Haliyle soruyoruz: Kimin fakirliğini bitirdiniz? Hangi oyunu bozdunuz?
Alım gücü
AKP Genel Başkan Yardımcısı Mehmet Özhaseki, 'enflasyon biraz yüksek olabilir. Ekmek 1 lirayken alamıyorsunuz. Ama bugün 5 lira ile çok rahat alabiliyorsunuz. Burada insanların alım gücünün arttırılması kıymetli' cümlelerini bitirmişti ki, Sayın Erdoğan konut müjdesi verdi.
Tabi nasıl alacağız, sorusunun cevabını ise Çevre, Şehircilik ve İklim Değişikliği Bakanı Murat Kurum verdi: '1 yıl biraz dişini sıkarak, biraz eşinden dostundan borç alarak, biraz ek mesai yaparak karşılayabilir'.
Demek ki Özhaseki'nin alım gücü ölçüsü 'ekmek.' Zaten AKP Denizli Milletvekili Şahin Tin, 'midesine kuru ekmek girenler aç değildir' tespitiyle iktidarın halka bakışını özetlemişti.
Erdoğan'ın para kararsızlığı
Sayın Erdoğan'ın metin yazarları kaç kişi? Bu kişiler metinleri hazırlarken önceki metinlerden hiç haberleri yok mu? Çünkü dile getirilen metinler adeta birbirini tekzip ediyor.
Sayın Erdoğan son 10 günde farklı ortamlarda para ile yaptığı üç açıklamayı örnek vereyim:
1- 'Yeni ekonomi modeliyle, yüksek faiz vererek sıcak para çekme politikasını elimizin tersiyle itiyoruz. Düşük faizle, üretimi ve ihracatı destekleyeceğiz…'
2- Ülkemizdeki ekonomik kaosun sebebini yabancı sermayeye bağlayan Sayın Erdoğan, 'Türkiye'nin yeniden yarım asrı aşkın süredir oynanan oyunlarla sıcak para sömürgesi haline dönüştürülmesine rıza göstermeyeceğiz' dedi.
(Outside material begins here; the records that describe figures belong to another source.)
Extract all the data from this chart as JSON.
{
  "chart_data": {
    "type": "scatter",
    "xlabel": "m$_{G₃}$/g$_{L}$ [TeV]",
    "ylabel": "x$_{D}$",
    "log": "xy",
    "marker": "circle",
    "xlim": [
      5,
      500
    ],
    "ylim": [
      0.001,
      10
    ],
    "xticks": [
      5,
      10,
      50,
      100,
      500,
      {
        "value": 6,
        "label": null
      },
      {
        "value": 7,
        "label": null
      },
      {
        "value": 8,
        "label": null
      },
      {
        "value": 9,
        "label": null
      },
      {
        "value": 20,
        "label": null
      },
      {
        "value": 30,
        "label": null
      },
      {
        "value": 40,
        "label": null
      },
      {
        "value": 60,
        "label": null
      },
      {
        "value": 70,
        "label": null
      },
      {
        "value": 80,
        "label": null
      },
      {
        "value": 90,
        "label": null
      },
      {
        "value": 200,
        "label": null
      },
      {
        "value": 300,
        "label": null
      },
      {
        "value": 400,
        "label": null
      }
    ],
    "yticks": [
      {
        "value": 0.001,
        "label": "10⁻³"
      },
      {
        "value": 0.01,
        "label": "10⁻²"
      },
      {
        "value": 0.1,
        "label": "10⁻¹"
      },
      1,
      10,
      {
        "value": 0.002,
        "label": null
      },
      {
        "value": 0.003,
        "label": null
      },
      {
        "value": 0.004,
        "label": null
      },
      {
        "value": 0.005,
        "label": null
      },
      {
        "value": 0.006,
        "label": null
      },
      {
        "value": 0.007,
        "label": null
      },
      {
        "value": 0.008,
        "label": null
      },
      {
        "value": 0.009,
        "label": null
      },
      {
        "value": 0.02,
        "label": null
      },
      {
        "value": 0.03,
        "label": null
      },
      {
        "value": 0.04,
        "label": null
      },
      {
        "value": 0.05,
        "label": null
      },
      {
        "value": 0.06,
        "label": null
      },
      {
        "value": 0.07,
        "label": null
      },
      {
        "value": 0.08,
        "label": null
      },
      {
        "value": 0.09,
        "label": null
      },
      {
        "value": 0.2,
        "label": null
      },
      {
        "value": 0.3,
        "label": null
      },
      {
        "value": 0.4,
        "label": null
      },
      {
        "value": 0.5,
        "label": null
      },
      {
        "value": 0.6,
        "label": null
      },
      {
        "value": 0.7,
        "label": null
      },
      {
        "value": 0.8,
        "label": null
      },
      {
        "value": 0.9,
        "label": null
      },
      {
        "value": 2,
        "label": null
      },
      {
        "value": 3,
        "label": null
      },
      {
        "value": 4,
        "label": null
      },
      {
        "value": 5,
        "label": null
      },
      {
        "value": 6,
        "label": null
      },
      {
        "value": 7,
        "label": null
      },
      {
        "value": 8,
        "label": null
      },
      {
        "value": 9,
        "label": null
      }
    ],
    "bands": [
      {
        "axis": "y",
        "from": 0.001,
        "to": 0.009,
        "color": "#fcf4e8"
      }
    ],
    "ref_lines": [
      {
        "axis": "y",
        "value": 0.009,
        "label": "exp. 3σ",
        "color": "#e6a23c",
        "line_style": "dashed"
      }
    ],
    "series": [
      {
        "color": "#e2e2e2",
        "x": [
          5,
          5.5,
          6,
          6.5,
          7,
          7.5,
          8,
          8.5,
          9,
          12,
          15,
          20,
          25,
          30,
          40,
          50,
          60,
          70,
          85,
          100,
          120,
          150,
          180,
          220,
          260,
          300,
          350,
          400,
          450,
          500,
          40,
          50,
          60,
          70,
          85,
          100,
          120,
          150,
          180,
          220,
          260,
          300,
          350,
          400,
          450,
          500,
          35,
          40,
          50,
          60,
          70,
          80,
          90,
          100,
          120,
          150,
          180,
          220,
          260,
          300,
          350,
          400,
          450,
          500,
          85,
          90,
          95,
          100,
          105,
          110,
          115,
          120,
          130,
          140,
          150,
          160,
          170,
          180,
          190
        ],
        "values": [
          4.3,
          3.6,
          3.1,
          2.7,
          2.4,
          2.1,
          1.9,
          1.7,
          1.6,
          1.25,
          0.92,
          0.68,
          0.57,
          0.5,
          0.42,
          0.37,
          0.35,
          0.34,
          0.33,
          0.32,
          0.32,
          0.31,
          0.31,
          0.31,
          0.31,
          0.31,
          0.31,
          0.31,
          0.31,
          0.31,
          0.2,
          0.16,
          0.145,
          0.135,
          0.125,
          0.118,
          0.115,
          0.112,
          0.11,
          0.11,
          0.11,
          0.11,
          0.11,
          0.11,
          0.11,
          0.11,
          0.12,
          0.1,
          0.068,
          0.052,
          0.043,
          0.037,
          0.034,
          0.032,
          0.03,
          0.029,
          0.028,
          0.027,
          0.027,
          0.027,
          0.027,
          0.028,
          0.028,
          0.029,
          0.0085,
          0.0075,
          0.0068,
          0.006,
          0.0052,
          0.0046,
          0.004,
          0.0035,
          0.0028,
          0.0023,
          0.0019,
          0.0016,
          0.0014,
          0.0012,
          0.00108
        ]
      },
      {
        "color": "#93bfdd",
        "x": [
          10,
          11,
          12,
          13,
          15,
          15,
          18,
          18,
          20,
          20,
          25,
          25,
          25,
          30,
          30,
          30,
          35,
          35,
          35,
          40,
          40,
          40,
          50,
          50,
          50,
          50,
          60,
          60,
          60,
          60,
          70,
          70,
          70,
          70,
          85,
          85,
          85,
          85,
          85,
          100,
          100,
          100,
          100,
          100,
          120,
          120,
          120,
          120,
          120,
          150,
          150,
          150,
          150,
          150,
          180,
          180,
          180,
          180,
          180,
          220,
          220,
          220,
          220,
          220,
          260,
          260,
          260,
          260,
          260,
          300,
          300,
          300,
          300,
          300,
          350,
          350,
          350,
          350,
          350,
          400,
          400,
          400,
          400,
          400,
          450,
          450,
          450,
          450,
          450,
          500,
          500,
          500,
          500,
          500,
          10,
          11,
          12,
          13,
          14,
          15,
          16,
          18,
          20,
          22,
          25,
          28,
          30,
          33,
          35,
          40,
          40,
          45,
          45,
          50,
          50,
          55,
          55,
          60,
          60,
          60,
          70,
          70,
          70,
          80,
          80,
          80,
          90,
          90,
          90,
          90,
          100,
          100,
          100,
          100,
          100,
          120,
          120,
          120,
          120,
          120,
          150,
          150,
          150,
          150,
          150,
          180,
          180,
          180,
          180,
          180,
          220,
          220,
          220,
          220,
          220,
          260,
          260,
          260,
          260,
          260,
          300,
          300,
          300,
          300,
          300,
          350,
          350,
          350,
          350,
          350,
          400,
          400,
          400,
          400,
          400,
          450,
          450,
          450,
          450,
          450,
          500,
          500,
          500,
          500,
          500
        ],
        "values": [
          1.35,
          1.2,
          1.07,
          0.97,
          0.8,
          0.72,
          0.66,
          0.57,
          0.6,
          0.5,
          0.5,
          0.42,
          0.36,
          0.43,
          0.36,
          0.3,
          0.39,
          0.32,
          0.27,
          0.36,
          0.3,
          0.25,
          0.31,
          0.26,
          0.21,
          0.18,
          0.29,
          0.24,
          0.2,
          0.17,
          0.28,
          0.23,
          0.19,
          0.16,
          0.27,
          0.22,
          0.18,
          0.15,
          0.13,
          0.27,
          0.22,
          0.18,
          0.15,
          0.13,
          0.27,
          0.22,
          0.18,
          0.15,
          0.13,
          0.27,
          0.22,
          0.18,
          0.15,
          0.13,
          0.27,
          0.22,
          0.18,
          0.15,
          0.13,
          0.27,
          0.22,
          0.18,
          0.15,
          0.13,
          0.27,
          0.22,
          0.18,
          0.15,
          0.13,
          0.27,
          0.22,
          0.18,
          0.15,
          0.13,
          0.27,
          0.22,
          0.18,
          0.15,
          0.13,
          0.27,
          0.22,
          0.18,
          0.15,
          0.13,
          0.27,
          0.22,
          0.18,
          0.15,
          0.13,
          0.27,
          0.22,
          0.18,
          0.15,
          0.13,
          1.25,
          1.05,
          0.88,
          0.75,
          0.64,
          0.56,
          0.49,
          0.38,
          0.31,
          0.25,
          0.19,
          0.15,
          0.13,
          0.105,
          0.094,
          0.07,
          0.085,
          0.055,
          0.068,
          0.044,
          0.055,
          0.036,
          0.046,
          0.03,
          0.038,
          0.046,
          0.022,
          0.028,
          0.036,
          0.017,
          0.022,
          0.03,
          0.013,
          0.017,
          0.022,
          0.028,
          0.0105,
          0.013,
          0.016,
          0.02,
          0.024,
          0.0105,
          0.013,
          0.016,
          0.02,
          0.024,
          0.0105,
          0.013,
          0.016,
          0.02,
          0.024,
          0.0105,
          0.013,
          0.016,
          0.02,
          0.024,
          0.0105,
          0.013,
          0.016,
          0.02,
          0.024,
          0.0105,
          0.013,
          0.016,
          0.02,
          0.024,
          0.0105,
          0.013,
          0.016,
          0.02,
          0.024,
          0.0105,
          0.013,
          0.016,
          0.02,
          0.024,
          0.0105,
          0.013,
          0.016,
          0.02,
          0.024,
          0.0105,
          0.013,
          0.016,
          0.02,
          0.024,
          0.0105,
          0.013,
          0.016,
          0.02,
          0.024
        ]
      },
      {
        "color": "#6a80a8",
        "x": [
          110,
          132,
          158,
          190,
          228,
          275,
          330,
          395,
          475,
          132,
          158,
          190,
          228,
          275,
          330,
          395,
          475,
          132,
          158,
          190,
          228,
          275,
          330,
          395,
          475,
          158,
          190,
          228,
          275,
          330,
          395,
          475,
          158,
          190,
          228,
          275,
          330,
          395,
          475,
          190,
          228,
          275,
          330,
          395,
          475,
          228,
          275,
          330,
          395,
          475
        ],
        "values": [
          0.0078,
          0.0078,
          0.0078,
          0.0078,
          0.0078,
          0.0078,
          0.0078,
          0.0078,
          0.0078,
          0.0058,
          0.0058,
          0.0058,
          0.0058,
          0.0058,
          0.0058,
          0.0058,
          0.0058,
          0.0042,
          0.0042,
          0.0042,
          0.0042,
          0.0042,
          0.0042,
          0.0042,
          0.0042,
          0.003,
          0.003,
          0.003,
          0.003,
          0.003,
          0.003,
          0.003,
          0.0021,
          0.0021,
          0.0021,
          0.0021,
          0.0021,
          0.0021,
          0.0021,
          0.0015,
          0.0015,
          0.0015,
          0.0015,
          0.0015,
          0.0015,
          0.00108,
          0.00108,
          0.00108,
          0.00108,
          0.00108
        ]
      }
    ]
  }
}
3- 'Birçok dost ülke gerekli desteklerini sağ olsun veriyorlar. Onlardan borçlanmamız Merkez Bankası olarak güçlenmemize neden oluyor.'
Tekzip ve Bülent Arınç
Kendi kendini tekzip derken Bülent Arınç aklıma geldi. Geçtiğimiz Haziran ayında Arınç bakın ne diyordu:
'Tatlı su balığı siyasetçileri var, suya sabuna dokunmadan. Majestelerinin gazetecileri var. Havanın suyun berraklığından bahsederler. Öksürmenin, bağırmanın zamanıdır. Kral çıplak demenin vaktidir. Allah, cesur olana izzet verir.'
Aynı Arınç Ağustos ayında ise 'Sayın Cumhurbaşkanımızın ve onun partisinin liderliğinde bu yapılan hizmetlerin hepsine topluca sahip çıkmamız gerekiyor. Manisa vefalıdır. Bana gösterdiği vefanın 10 mislini Sayın Cumhurbaşkanımıza da onun partisine de gösterecektir.'
Yüce Allah kime izzet verirdi? Cesur olana. Nerede o cesur!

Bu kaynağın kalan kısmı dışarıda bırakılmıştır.